Он быстро и ловко разделал курицу, вытер руки о край скатерти, разломал лепешку и, наполнив рюмки, одну протянул Дадоджону, вторую поднял и сказал:
— Выпьем за то, что уцелел на войне, кончил служить и едешь домой живым, невредимым.
Сырая, промозглая погода, радость возвращения в родные края и искренность, с которой Шерхон предложил тост, — все это побудило Дадоджона выпить первую рюмку с удовольствием. Вторую он поднял за здоровье Шерхона. Когда он говорил, что сыт, он лукавил, и поэтому водка сразу же ударила ему в голову. Надо что-то съесть. Дадоджон взялся за курицу с таким же аппетитом, что и Шерхон.
— Таких вещей в ресторане не найти, — сказал Шерхон, уминая куриную ножку. — Они подаются только таким дорогим гостям, как мы с тобой.

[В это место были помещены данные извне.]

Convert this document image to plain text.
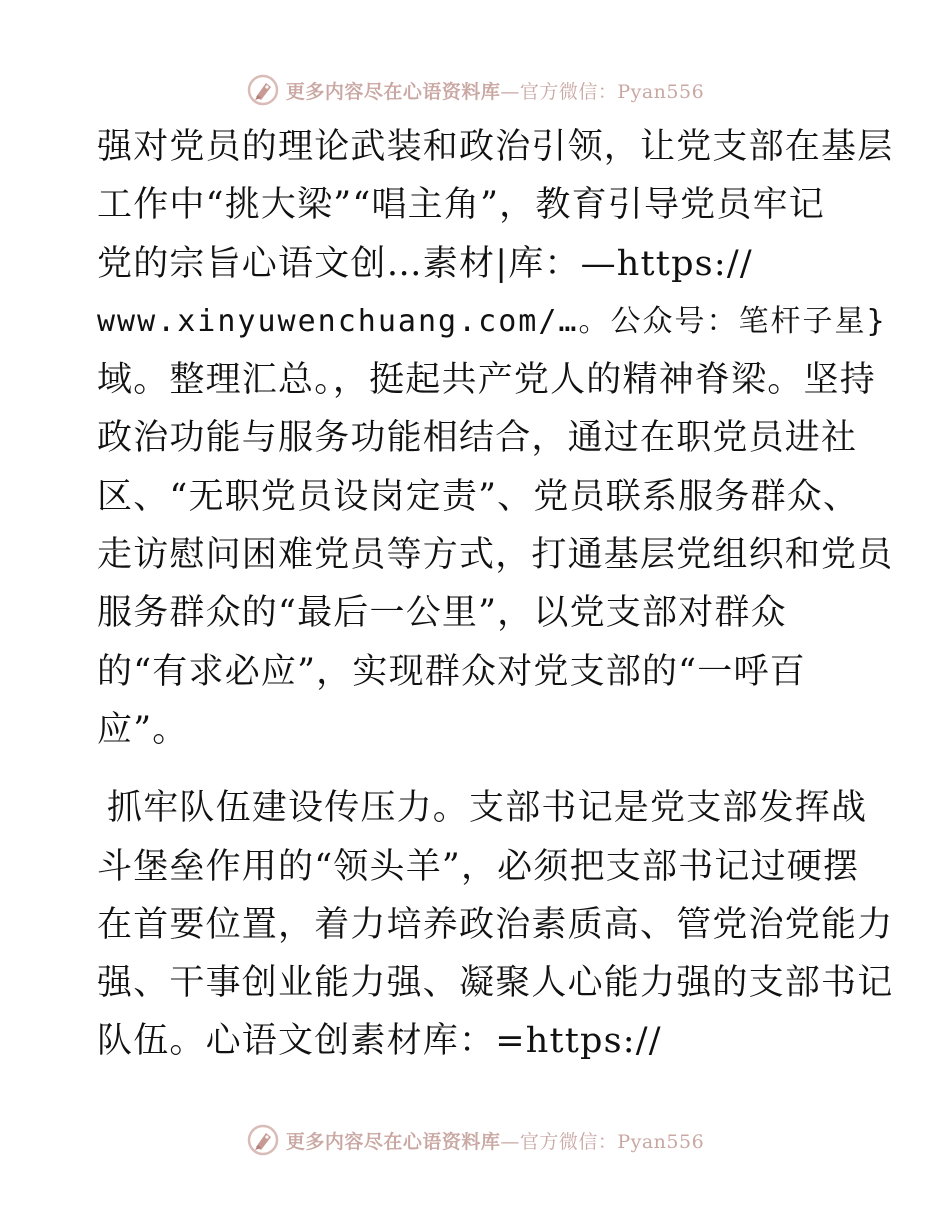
更多内容尽在心语资料库—官方微信：Pyan556
强对党员的理论武装和政治引领，让党支部在基层
工作中“挑大梁”“唱主角”，教育引导党员牢记
党的宗旨心语文创…素材|库：—https://
www.xinyuwenchuang.com/…。公众号：笔杆子星}
域。整理汇总。，挺起共产党人的精神脊梁。坚持
政治功能与服务功能相结合，通过在职党员进社
区、“无职党员设岗定责”、党员联系服务群众、
走访慰问困难党员等方式，打通基层党组织和党员
服务群众的“最后一公里”，以党支部对群众
的“有求必应”，实现群众对党支部的“一呼百
应”。
抓牢队伍建设传压力。支部书记是党支部发挥战
斗堡垒作用的“领头羊”，必须把支部书记过硬摆
在首要位置，着力培养政治素质高、管党治党能力
强、干事创业能力强、凝聚人心能力强的支部书记
队伍。心语文创素材库：=https://
更多内容尽在心语资料库—官方微信：Pyan556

— Да, я тоже заметил, в ресторане такого блюда не было.
— Сейчас, слава богу, в Ташкенте можно найти все что угодно, но только если имеешь вот таких друзей и знаешь, как к ним подъехать. Ты им, они тебе, и все довольны!
— А если вдруг проверят?
— Да ты простофиля, браток! — засмеялся Шерхон. — Кто проверит?
— Ну, ревизор…
— Какой ревизор?! Даже если заявятся вдруг десять ревизий, Берды-ака сумеет договориться. Сунет в карман ревизору четыре-пять тысяч, и делу конец — тамом, вассалом!

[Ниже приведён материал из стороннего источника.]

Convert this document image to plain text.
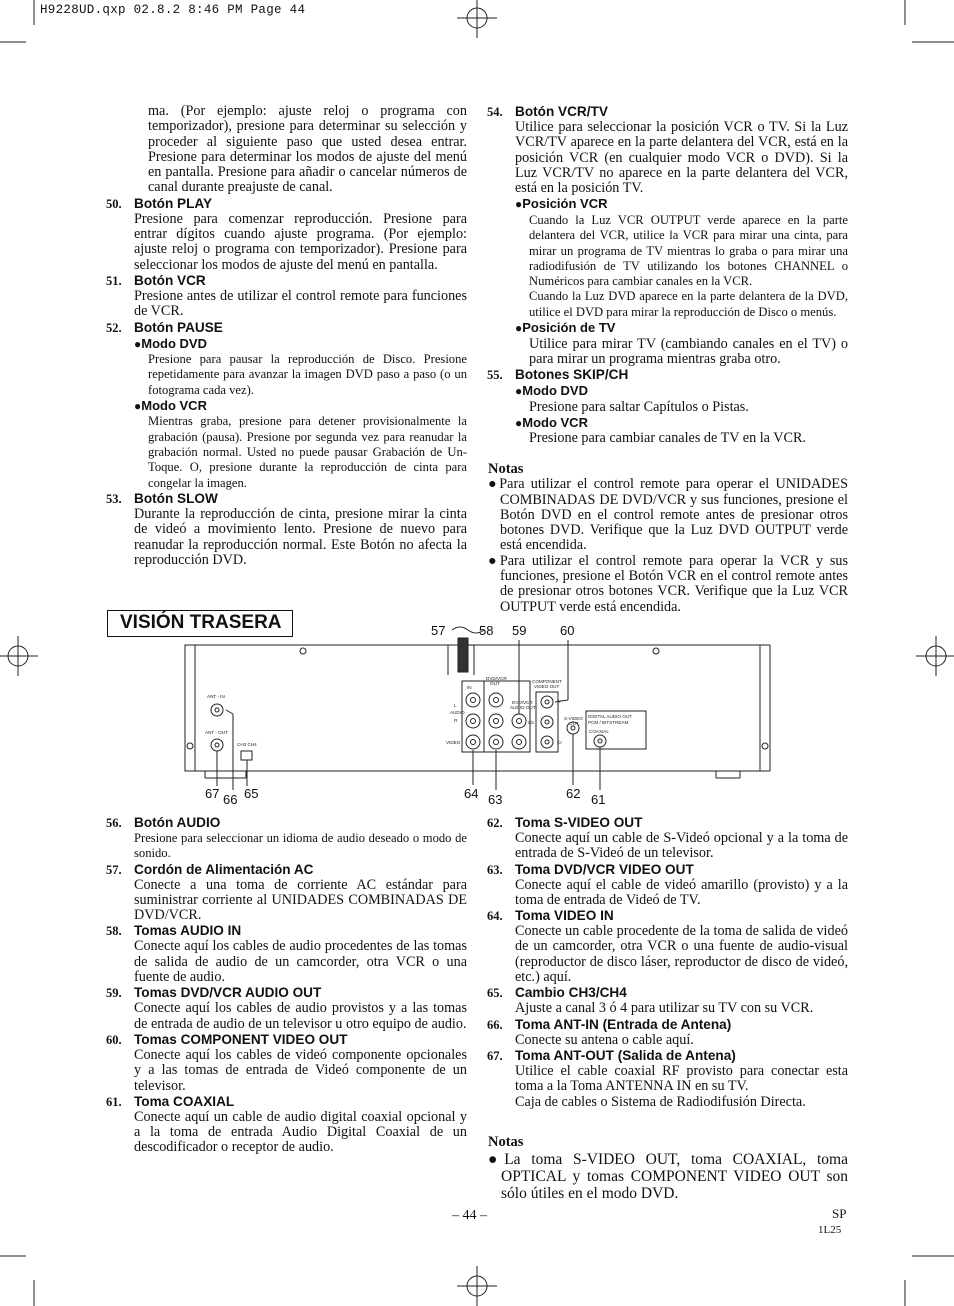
H9228UD.qxp 02.8.2 8:46 PM Page 44

ma. (Por ejemplo: ajuste reloj o programa con temporizador), presione para determinar su selección y proceder al siguiente paso que usted desea entrar. Presione para determinar los modos de ajuste del menú en pantalla. Presione para añadir o cancelar números de canal durante preajuste de canal.

50. Botón PLAY
Presione para comenzar reproducción. Presione para entrar dígitos cuando ajuste programa. (Por ejemplo: ajuste reloj o programa con temporizador). Presione para seleccionar los modos de ajuste del menú en pantalla.
51. Botón VCR
Presione antes de utilizar el control remote para funciones de VCR.
52. Botón PAUSE
●Modo DVD
Presione para pausar la reproducción de Disco. Presione repetidamente para avanzar la imagen DVD paso a paso (o un fotograma cada vez).
●Modo VCR
Mientras graba, presione para detener provisionalmente la grabación (pausa). Presione por segunda vez para reanudar la grabación normal. Usted no puede pausar Grabación de Un-Toque. O, presione durante la reproducción de cinta para congelar la imagen.
53. Botón SLOW
Durante la reproducción de cinta, presione mirar la cinta de videó a movimiento lento. Presione de nuevo para reanudar la reproducción normal. Este Botón no afecta la reproducción DVD.
54. Botón VCR/TV
Utilice para seleccionar la posición VCR o TV. Si la Luz VCR/TV aparece en la parte delantera del VCR, está en la posición VCR (en cualquier modo VCR o DVD). Si la Luz VCR/TV no aparece en la parte delantera del VCR, está en la posición TV.
●Posición VCR
Cuando la Luz VCR OUTPUT verde aparece en la parte delantera del VCR, utilice la VCR para mirar una cinta, para mirar un programa de TV mientras lo graba o para mirar una radiodifusión de TV utilizando los botones CHANNEL o Numéricos para cambiar canales en la VCR.
Cuando la Luz DVD aparece en la parte delantera de la DVD, utilice el DVD para mirar la reproducción de Disco o menús.
●Posición de TV
Utilice para mirar TV (cambiando canales en el TV) o para mirar un programa mientras graba otro.
55. Botones SKIP/CH
●Modo DVD
Presione para saltar Capítulos o Pistas.
●Modo VCR
Presione para cambiar canales de TV en la VCR.
Notas
●Para utilizar el control remote para operar el UNIDADES COMBINADAS DE DVD/VCR y sus funciones, presione el Botón DVD en el control remote antes de presionar otros botones DVD. Verifique que la Luz DVD OUTPUT verde está encendida.
●Para utilizar el control remote para operar la VCR y sus funciones, presione el Botón VCR en el control remote antes de presionar otros botones VCR. Verifique que la Luz VCR OUTPUT verde está encendida.
VISIÓN TRASERA
ANT - IN
ANT - OUT
CH3 CH4
IN
DVD/VCR
OUT
AUDIO
L
R
VIDEO
DVD/VCR
AUDIO OUT
COMPONENT
VIDEO OUT
Y
Cb
Cr
S-VIDEO
OUT
DIGITAL AUDIO OUT
PCM / BITSTREAM
COAXIAL
57	58 59	60
67 66 65	64 63	62 61
56. Botón AUDIO
Presione para seleccionar un idioma de audio deseado o modo de sonido.
57. Cordón de Alimentación AC
Conecte a una toma de corriente AC estándar para suministrar corriente al UNIDADES COMBINADAS DE DVD/VCR.
58. Tomas AUDIO IN
Conecte aquí los cables de audio procedentes de las tomas de salida de audio de un camcorder, otra VCR o una fuente de audio.
59. Tomas DVD/VCR AUDIO OUT
Conecte aquí los cables de audio provistos y a las tomas de entrada de audio de un televisor u otro equipo de audio.
60. Tomas COMPONENT VIDEO OUT
Conecte aquí los cables de videó componente opcionales y a las tomas de entrada de Videó componente de un televisor.
61. Toma COAXIAL
Conecte aquí un cable de audio digital coaxial opcional y a la toma de entrada Audio Digital Coaxial de un descodificador o receptor de audio.
62. Toma S-VIDEO OUT
Conecte aquí un cable de S-Videó opcional y a la toma de entrada de S-Videó de un televisor.
63. Toma DVD/VCR VIDEO OUT
Conecte aquí el cable de videó amarillo (provisto) y a la toma de entrada de Videó de TV.
64. Toma VIDEO IN
Conecte un cable procedente de la toma de salida de videó de un camcorder, otra VCR o una fuente de audio-visual (reproductor de disco láser, reproductor de disco de videó, etc.) aquí.
65. Cambio CH3/CH4
Ajuste a canal 3 ó 4 para utilizar su TV con su VCR.
66. Toma ANT-IN (Entrada de Antena)
Conecte su antena o cable aquí.
67. Toma ANT-OUT (Salida de Antena)
Utilice el cable coaxial RF provisto para conectar esta toma a la Toma ANTENNA IN en su TV.
Caja de cables o Sistema de Radiodifusión Directa.
Notas
●La toma S-VIDEO OUT, toma COAXIAL, toma OPTICAL y tomas COMPONENT VIDEO OUT son sólo útiles en el modo DVD.
– 44 –	SP
1L25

— Четыре-пять тысяч в карман ревизору, а что останется ему самому?
— За одну неделю вернет! За два дня!! Давай пропустим еще по одной, — сказал Шерхон и, когда снова выпили, ухмыляясь, добавил: — Не бойся, в накладе не останутся. Сколько я сам подписывал актов нашему Берды, даже печати ставил, ого-го!..
Дадоджону вдруг стало душно, в душе поднялась такая злость, что зарябило в глазах, и, еле сдерживаясь, он спросил:
— Значит, так и живете в Ташкенте?
— Как? — опять ухмыльнулся Шерхон.
— Вот так… ставя печати на липовых актах, грабя прохожих, отнимая у них мешки.
Шерхон побледнел. Улыбка исчезла с его лица. Он судорожно сжимал и разжимал кулаки, казалось, он не то вот-вот бросится в драку, не то его хватит апоплексический удар.
Дадоджон не сводил с него напряженного взгляда. Он понял, что переборщил, но не раскаивался. С тех первых минут, как он схватил Шерхона за руку, он хотел задать ему именно этот вопрос: «Так и живете в Ташкенте, разбоем?», но не хватало решимости, да и возможности такой не было. Теперь настал подходящий момент. Почему же не высказать все, что кипит в душе? Почему не сказать Шерхону, что он паразит, подлец, негодяй?! Миллионы и миллионы людей сражались, не щадя жизни, на полях священной войны, гибли в боях, проливали кровь. Ради чего? Не для того ли, чтобы процветали такие подонки, как Шерхон с дружками, грабящими прохожих на привокзальных улицах? Чтобы наживались такие хищники, как этот разжиревший Берды-ака, который не знает счета деньгам, дает огромные взятки, и прикарманивает десятки тысяч, грабит государство, народ? Мы победили коварного и страшного врага, раздавили фашистскую гадину, гордимся великой победой, так почему же год спустя здесь, в ресторане люди жуют черный хлеб с какой-то серой похлебкой и редькой, а здесь, на этом складе, глушат водку и обжираются жареными курами за счет этих людей. Почему? На каком основании?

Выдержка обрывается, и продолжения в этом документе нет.